Getting Started¶
This section will guide you through using the dtcwt library. Once installed, you are most likely to use one of these functions:
- dtcwt.dtwavexfm() – 1D DT-CWT transform.
- dtcwt.dtwaveifm() – Inverse 1D DT-CWT transform.
- dtcwt.dtwavexfm2() – 2D DT-CWT transform.
- dtcwt.dtwaveifm2() – Inverse 2D DT-CWT transform.
- dtcwt.dtwavexfm3() – 3D DT-CWT transform.
- dtcwt.dtwaveifm3() – Inverse 3D DT-CWT transform.
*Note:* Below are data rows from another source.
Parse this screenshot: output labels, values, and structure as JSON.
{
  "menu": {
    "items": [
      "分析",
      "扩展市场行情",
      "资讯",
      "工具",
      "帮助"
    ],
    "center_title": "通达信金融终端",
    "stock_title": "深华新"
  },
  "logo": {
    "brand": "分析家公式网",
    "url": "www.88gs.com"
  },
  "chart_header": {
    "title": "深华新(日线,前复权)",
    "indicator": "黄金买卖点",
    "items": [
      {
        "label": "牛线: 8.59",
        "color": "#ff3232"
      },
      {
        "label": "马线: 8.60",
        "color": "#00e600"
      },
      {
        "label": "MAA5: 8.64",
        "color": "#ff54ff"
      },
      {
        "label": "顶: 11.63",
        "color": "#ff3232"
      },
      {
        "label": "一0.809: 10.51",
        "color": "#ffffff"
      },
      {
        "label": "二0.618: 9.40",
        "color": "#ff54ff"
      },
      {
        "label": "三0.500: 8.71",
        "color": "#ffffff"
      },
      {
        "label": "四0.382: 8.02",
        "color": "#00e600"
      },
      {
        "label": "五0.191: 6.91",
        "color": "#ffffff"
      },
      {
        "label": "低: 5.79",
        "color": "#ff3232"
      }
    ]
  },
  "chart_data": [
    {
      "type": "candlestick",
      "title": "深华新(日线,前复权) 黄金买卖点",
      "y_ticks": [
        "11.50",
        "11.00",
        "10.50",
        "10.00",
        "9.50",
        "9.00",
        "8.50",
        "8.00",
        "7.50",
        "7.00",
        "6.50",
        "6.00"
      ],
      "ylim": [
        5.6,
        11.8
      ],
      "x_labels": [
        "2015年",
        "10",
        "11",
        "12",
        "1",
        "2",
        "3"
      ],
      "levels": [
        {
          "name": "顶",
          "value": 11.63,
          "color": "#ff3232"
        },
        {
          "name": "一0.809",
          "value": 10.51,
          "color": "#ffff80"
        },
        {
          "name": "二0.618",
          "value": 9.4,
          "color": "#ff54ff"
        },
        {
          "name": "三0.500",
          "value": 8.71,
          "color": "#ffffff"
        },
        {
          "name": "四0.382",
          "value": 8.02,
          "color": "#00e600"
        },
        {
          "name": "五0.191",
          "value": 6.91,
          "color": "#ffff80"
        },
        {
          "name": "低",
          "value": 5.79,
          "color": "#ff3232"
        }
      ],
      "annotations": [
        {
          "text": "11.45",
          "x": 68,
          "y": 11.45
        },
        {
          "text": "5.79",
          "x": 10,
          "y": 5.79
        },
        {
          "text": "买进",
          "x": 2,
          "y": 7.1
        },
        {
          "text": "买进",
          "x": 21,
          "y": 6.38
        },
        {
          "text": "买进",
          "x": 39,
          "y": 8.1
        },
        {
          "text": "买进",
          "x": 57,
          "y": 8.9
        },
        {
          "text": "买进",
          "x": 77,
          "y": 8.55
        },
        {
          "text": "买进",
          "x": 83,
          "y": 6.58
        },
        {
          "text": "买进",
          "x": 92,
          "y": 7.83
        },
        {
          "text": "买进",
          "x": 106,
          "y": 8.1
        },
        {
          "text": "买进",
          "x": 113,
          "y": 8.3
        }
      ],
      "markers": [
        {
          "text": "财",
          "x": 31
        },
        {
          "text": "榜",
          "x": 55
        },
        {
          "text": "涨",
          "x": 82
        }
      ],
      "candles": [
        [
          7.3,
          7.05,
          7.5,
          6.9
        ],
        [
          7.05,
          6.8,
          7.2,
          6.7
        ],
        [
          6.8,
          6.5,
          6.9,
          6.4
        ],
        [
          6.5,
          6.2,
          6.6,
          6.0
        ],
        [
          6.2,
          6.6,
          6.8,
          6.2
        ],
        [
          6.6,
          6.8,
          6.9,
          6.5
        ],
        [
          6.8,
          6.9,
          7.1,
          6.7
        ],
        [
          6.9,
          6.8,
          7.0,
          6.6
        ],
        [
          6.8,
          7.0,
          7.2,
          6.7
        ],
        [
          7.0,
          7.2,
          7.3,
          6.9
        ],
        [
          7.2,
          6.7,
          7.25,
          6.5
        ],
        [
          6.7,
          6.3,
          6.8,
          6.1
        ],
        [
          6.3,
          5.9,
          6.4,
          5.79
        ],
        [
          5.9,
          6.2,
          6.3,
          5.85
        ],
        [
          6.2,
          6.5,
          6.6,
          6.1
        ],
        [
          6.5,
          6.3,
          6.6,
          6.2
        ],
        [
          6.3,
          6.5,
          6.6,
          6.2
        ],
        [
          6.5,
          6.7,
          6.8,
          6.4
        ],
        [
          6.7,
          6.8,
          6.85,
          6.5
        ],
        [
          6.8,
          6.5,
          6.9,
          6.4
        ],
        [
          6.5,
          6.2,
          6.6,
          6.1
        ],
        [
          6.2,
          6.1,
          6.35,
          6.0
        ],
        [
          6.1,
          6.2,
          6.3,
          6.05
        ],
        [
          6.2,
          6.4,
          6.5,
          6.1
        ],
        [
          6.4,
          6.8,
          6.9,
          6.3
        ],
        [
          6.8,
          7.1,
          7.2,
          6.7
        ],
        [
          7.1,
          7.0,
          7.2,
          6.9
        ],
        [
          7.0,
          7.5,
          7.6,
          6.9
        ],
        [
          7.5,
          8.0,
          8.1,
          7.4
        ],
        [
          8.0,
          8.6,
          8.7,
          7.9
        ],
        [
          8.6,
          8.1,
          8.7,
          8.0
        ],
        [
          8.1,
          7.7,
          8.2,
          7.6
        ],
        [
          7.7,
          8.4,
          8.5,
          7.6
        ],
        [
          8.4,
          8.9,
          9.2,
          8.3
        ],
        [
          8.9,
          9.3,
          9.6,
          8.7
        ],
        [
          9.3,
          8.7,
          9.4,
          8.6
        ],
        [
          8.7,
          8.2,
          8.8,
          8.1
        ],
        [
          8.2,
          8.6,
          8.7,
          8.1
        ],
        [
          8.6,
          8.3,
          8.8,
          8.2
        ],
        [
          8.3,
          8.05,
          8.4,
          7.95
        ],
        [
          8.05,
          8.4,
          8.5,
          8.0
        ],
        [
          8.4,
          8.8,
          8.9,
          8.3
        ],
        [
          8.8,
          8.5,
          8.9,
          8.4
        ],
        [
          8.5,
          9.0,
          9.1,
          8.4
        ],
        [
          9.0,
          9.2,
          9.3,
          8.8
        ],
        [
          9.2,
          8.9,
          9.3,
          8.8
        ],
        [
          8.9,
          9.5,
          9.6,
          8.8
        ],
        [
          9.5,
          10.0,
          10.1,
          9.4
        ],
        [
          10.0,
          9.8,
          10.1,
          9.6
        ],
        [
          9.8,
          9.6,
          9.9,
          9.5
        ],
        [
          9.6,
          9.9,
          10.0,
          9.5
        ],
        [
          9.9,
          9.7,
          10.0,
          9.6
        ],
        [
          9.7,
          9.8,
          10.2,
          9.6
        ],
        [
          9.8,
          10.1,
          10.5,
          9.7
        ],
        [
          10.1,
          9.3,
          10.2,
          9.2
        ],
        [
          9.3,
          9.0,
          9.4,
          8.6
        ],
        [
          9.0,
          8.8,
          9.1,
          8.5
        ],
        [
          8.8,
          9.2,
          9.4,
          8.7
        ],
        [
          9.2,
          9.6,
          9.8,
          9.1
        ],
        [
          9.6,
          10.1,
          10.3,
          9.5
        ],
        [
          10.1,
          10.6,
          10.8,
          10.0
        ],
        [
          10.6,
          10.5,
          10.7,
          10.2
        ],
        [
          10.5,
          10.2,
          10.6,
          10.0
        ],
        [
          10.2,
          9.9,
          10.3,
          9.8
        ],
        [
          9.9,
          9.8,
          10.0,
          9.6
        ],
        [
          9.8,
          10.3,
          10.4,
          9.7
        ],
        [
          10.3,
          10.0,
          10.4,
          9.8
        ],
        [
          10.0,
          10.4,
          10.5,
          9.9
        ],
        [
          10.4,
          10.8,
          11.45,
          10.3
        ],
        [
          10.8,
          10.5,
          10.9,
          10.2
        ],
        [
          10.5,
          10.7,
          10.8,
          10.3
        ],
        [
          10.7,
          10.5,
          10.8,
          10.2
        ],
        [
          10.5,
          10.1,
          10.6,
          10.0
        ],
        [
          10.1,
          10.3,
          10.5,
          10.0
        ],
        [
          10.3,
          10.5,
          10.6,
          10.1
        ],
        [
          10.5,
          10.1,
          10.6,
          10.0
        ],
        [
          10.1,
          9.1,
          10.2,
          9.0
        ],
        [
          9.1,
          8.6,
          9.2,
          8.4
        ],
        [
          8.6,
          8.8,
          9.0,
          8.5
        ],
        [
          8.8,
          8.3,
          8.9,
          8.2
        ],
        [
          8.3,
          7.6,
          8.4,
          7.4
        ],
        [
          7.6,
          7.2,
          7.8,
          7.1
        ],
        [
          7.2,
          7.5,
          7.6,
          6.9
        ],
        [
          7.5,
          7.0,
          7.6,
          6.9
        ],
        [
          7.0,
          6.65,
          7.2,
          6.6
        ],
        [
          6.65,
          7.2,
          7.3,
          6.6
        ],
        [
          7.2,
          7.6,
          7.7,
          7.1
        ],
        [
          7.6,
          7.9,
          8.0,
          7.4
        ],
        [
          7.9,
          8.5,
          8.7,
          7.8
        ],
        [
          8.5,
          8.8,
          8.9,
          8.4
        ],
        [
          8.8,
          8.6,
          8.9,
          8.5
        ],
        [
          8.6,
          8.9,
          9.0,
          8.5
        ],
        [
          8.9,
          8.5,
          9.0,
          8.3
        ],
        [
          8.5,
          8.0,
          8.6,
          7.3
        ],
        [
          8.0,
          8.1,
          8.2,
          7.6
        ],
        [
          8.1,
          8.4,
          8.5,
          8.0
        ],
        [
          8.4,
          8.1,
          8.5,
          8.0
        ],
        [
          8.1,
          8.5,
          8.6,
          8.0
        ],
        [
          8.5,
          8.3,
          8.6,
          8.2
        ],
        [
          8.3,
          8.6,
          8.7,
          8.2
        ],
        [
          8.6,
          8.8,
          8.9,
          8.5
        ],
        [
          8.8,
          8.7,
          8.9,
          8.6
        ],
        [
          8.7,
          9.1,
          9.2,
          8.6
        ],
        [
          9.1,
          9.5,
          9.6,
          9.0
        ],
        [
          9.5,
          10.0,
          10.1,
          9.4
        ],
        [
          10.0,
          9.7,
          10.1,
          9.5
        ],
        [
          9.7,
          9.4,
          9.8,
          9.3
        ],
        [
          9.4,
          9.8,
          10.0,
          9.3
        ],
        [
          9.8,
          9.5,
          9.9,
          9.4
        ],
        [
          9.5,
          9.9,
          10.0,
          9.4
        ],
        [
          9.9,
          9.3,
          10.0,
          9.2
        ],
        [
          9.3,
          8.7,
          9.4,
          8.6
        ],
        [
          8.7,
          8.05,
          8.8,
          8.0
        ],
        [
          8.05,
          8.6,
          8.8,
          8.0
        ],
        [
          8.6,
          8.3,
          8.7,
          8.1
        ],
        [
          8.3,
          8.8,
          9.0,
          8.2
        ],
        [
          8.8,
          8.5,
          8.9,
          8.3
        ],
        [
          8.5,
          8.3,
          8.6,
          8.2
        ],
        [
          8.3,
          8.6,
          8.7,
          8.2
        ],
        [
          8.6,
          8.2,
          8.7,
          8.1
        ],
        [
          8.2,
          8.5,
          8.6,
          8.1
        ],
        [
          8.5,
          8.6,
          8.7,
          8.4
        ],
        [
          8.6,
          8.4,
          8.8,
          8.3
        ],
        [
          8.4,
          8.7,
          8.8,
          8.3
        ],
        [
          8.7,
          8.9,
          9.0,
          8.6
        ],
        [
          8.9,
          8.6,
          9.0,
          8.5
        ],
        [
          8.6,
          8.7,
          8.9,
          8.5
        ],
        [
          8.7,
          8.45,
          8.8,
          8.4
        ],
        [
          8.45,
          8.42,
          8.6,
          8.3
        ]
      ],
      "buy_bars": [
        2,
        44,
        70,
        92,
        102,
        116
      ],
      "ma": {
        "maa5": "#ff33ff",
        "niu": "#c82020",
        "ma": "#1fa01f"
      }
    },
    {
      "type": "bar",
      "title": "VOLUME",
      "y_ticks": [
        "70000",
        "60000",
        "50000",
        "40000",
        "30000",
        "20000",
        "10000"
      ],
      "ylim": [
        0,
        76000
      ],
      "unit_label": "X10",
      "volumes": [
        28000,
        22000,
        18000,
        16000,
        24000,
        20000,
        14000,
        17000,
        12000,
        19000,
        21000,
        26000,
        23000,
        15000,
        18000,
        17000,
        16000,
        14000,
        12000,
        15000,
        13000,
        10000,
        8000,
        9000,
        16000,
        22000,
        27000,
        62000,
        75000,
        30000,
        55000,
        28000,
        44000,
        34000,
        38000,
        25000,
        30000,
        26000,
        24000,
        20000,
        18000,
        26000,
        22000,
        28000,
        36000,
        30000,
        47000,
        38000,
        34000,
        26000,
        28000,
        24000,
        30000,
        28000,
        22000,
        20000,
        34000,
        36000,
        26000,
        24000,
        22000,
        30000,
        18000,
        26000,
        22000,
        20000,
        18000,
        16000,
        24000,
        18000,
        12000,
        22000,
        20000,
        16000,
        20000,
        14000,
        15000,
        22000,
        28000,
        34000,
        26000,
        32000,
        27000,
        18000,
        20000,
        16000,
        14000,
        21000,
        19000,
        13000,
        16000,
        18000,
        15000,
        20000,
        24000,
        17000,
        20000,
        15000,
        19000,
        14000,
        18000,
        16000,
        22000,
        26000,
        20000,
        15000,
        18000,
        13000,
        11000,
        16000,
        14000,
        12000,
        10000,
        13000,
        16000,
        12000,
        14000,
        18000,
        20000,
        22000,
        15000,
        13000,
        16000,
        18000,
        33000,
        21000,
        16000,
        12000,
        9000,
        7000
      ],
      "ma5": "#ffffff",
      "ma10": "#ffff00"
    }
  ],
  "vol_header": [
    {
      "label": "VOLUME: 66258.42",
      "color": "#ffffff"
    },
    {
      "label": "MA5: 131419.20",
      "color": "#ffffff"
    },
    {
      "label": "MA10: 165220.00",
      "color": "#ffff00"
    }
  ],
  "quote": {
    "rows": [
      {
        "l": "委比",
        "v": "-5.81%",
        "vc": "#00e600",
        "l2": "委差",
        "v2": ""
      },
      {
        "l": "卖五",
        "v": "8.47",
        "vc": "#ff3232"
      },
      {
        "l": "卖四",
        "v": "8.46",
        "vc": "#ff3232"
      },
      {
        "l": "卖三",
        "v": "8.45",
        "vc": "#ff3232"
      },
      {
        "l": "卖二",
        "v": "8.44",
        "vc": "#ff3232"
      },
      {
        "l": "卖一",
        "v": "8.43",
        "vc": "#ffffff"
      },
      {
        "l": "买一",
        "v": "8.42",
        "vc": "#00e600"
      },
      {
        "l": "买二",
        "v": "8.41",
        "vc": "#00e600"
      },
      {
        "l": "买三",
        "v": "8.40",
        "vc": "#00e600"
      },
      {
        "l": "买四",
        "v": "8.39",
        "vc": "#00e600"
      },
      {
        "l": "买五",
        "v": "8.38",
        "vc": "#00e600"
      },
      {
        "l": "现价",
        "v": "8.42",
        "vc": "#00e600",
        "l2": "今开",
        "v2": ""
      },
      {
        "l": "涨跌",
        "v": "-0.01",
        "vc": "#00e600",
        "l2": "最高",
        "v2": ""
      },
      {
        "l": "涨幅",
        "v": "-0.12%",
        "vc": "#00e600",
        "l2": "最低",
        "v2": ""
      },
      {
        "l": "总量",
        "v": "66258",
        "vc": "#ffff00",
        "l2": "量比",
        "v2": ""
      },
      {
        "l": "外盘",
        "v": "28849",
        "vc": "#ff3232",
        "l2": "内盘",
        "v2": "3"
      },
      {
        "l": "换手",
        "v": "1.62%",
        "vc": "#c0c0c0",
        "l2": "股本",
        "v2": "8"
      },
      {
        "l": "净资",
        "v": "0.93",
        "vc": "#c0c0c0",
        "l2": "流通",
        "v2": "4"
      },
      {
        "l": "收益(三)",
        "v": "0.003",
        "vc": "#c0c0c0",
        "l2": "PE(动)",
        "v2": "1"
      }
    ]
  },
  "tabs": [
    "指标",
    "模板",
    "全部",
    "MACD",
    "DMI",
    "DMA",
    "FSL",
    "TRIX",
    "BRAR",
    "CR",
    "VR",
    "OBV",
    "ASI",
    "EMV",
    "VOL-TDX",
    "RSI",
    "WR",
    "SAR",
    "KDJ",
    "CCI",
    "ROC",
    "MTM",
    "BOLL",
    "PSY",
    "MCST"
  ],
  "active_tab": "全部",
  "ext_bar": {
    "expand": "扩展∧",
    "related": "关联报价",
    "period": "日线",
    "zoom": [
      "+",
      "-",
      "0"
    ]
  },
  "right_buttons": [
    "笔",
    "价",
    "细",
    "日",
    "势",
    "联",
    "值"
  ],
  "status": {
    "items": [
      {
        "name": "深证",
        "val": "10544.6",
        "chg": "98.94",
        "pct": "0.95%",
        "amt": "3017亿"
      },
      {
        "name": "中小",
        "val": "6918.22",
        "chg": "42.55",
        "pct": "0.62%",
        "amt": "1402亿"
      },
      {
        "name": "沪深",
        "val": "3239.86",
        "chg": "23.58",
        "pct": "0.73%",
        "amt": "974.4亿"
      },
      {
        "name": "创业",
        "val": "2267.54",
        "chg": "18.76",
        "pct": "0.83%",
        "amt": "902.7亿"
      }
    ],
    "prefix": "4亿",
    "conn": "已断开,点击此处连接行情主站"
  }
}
See API Reference for full details on how to call these functions. We shall present some simple usage below.
Installation¶
The easiest way to install dtcwt is via easy_install or pip:
$ pip install dtcwt
If you want to check out the latest in-development version, look at the project’s GitHub page. Once checked out, installation is based on setuptools and follows the usual conventions for a Python project:
$ python setup.py install
(Although the develop command may be more useful if you intend to perform any significant modification to the library.) A test suite is provided so that you may verify the code works on your system:
$ python setup.py nosetests
This will also write test-coverage information to the cover/ directory.
Building the documentation¶
There is a pre-built version of this documentation available online and you can build your own copy via the Sphinx documentation system:
$ python setup.py build_sphinx
Compiled documentation may be found in build/docs/html/.